O “tempesmoto” tem a força de um abalo de magnitude 3,5 e está relacionado às condições locais do oceano

Furacão Ike, de 2008: atividade de terremotos no Golfo do México. Crédito: Nasa/Jesse Allen

Pesquisadores de instituições americanas lideradas pela Universidade Estadual da Flórida (FSU, na sigla em inglês) descobriram um novo fenômeno geofísico, em que um furacão ou outra tempestade forte pode provocar eventos sísmicos no oceano próximo tão fortes quanto um terremoto de magnitude 3,5. O estudo foi publicado na revista “Geophysical Research Letters”.

“Estamos chamando-os de ‘tempesmotos’”, disse Wenyuan Fan, professor da Universidade Estadual da Flórida e principal autor do estudo. “Isso envolve o acoplamento da atmosfera, oceano e terra firme.

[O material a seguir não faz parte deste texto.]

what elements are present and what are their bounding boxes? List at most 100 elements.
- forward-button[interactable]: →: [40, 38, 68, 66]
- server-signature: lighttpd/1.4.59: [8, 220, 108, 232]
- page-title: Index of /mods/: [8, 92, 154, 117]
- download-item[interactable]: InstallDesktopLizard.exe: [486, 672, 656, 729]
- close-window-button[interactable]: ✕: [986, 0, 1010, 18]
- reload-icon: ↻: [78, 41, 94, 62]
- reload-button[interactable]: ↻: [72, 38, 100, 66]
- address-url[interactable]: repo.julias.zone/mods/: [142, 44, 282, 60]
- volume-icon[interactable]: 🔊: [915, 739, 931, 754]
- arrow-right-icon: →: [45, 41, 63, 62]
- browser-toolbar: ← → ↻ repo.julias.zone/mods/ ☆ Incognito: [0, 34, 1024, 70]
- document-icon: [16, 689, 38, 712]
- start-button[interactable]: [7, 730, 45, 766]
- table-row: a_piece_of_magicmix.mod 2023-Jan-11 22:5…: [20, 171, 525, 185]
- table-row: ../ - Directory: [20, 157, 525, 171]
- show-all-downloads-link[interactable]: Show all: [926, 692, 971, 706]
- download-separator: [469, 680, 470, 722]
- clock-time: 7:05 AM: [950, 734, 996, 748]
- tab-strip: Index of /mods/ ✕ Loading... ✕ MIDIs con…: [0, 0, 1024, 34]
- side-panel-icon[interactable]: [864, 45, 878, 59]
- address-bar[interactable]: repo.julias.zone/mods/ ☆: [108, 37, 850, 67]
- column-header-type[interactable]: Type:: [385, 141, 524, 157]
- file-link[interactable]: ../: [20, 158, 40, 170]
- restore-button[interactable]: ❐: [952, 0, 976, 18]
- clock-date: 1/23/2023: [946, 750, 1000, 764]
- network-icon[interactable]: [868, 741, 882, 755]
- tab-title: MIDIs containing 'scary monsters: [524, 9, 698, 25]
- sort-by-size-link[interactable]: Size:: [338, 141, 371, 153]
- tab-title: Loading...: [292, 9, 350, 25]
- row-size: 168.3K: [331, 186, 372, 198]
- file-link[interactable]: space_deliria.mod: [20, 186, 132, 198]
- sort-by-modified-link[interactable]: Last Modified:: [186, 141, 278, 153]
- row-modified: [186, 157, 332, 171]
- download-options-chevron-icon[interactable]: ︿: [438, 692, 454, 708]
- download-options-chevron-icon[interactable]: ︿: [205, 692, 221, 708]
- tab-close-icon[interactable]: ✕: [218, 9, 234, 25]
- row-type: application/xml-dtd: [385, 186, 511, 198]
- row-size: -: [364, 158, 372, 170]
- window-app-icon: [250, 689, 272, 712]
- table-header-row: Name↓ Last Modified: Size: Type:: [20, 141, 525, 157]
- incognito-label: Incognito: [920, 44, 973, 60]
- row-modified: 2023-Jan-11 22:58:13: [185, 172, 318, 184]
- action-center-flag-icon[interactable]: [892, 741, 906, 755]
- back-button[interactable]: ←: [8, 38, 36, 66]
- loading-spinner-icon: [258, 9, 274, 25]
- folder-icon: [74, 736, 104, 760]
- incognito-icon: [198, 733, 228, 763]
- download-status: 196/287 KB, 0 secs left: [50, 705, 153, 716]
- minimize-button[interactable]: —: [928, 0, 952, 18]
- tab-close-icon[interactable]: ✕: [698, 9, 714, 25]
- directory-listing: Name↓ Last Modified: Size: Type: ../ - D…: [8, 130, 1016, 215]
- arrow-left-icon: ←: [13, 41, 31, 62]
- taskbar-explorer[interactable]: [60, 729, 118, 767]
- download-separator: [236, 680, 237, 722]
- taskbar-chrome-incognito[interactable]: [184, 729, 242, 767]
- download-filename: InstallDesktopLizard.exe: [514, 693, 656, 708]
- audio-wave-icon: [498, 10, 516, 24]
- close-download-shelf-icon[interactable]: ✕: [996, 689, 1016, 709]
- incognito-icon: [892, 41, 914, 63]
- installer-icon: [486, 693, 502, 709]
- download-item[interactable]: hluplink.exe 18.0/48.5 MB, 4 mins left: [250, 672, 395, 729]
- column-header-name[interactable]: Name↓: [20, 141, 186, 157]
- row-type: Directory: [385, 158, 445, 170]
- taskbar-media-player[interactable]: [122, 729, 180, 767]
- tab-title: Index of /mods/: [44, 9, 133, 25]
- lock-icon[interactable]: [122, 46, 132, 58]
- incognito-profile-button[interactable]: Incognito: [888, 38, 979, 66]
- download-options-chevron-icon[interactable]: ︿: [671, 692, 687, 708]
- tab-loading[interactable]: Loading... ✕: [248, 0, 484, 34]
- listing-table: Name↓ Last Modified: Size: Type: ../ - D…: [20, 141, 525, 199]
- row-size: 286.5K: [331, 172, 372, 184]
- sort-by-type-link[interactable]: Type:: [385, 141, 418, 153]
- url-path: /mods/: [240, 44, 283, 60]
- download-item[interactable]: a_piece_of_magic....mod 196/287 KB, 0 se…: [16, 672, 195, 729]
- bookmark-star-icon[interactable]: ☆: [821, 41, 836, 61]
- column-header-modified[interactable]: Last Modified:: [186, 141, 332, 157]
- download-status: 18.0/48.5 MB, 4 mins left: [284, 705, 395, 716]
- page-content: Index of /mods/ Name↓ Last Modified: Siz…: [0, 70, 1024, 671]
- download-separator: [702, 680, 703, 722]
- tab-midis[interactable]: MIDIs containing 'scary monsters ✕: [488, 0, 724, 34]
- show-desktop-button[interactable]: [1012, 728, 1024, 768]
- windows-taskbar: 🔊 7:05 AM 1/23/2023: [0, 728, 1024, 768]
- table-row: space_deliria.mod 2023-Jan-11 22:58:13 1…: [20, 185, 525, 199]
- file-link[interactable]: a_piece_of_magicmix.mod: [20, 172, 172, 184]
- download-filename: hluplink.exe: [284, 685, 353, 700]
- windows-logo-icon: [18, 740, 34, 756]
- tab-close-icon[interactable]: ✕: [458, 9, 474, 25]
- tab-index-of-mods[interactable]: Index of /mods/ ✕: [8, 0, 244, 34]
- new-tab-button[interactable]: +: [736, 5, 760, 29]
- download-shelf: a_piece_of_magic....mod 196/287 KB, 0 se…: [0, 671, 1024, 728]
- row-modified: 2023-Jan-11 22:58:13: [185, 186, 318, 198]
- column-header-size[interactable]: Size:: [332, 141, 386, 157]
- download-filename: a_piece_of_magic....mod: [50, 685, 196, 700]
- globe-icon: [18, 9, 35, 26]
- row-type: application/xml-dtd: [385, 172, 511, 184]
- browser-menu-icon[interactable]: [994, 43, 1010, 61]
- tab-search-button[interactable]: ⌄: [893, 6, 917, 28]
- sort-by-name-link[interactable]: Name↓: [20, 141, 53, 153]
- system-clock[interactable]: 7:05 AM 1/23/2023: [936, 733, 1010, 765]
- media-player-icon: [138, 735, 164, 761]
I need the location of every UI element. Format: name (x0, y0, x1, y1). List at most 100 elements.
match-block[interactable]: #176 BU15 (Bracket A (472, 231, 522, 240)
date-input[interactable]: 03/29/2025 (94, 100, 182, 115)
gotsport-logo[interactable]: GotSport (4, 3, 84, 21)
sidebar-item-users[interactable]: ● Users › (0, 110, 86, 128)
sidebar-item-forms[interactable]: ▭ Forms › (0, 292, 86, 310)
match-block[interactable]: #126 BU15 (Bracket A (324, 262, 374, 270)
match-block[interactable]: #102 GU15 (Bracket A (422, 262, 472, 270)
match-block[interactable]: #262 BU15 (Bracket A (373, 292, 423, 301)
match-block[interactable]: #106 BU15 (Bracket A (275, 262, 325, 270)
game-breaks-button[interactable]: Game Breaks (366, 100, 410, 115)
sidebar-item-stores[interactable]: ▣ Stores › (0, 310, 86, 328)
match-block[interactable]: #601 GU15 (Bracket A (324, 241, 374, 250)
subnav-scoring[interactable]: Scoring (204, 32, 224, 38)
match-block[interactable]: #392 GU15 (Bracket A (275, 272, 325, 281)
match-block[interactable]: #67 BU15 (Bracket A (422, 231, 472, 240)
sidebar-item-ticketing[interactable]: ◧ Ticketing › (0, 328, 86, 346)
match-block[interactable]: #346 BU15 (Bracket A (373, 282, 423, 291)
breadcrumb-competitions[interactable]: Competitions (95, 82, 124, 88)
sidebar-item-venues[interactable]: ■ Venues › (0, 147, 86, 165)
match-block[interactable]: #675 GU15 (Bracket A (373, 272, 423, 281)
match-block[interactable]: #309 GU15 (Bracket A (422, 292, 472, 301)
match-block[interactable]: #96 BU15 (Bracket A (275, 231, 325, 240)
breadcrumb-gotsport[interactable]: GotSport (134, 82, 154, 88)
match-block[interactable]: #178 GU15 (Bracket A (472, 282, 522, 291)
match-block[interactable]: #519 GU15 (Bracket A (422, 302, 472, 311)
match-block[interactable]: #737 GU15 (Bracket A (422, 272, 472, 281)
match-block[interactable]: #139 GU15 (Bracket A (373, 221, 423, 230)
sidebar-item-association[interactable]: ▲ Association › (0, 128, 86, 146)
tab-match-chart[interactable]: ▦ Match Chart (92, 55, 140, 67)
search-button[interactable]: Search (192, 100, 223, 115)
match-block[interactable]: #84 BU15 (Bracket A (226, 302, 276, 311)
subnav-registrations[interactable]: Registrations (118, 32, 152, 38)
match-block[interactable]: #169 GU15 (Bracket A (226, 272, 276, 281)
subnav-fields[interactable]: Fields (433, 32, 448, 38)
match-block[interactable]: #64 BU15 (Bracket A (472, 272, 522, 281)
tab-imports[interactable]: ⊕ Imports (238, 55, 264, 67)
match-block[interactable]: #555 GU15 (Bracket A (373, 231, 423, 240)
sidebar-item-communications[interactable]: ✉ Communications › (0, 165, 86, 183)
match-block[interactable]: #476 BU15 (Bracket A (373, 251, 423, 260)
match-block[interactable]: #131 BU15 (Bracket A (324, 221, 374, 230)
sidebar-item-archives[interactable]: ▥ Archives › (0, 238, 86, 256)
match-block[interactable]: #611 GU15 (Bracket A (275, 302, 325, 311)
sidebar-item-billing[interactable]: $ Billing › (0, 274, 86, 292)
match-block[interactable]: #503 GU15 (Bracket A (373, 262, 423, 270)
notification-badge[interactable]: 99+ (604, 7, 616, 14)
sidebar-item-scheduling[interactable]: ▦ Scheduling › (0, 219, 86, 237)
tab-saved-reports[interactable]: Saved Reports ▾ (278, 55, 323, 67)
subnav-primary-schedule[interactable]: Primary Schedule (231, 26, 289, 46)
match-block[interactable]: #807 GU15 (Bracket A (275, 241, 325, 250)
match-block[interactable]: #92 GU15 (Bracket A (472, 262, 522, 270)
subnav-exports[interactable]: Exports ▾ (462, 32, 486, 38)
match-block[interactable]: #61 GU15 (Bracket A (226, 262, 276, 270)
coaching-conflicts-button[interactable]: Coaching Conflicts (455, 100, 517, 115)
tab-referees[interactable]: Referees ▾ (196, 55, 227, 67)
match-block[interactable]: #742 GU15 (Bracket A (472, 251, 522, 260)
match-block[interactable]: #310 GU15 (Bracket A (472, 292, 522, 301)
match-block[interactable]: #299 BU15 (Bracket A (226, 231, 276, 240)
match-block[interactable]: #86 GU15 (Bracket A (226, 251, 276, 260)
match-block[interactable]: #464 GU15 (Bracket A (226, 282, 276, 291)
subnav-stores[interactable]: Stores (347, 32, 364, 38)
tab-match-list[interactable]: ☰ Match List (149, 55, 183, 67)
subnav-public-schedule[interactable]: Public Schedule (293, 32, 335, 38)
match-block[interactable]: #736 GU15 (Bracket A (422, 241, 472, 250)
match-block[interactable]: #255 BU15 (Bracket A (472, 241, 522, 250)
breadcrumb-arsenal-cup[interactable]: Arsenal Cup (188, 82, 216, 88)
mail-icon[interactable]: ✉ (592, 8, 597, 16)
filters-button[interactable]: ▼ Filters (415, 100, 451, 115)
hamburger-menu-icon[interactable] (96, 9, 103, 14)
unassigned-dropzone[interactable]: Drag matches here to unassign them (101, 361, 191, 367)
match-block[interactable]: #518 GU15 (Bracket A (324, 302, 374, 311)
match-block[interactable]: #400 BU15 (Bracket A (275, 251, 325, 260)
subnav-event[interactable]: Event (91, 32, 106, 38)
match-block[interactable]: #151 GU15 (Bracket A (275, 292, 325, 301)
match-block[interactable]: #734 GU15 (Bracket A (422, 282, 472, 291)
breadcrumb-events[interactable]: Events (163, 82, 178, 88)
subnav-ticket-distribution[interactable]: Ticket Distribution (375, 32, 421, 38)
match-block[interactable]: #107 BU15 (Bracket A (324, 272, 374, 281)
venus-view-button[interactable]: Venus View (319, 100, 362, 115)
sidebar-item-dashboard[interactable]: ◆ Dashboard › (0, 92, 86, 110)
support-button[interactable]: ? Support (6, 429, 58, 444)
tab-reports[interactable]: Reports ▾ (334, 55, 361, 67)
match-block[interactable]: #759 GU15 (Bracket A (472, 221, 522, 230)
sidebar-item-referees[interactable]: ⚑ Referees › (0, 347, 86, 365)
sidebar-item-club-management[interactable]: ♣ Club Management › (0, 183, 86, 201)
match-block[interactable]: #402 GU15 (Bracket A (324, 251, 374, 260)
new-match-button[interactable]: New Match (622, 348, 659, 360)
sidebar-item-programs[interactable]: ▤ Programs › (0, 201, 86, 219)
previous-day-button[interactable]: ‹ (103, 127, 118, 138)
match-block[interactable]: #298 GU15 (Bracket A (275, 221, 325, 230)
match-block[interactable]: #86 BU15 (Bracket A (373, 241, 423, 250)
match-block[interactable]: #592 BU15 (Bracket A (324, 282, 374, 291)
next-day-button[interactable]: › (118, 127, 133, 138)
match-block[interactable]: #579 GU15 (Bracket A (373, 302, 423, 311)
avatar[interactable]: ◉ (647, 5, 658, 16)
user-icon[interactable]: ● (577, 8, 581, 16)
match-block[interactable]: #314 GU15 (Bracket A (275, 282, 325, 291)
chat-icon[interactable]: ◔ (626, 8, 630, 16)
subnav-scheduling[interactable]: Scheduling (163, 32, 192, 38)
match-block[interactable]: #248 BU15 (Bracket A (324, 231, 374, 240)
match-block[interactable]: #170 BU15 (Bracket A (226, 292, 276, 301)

Durante uma temporada de tempestades, furacões ou nor’easters [grandes tempestades que se desenvolvem na costa leste dos Estados Unidos] transferem energia para o oceano como fortes ondas oceânicas, e as ondas interagem com a terra firme produzindo intensa atividade de fonte sísmica.”

Fan e seus colegas analisaram quase uma década de registros sísmicos e oceanográficos de setembro de 2006 a fevereiro de 2019. Eles encontraram uma conexão entre fortes tempestades e intensa atividade sísmica perto da borda das plataformas continentais ou das margens do oceano.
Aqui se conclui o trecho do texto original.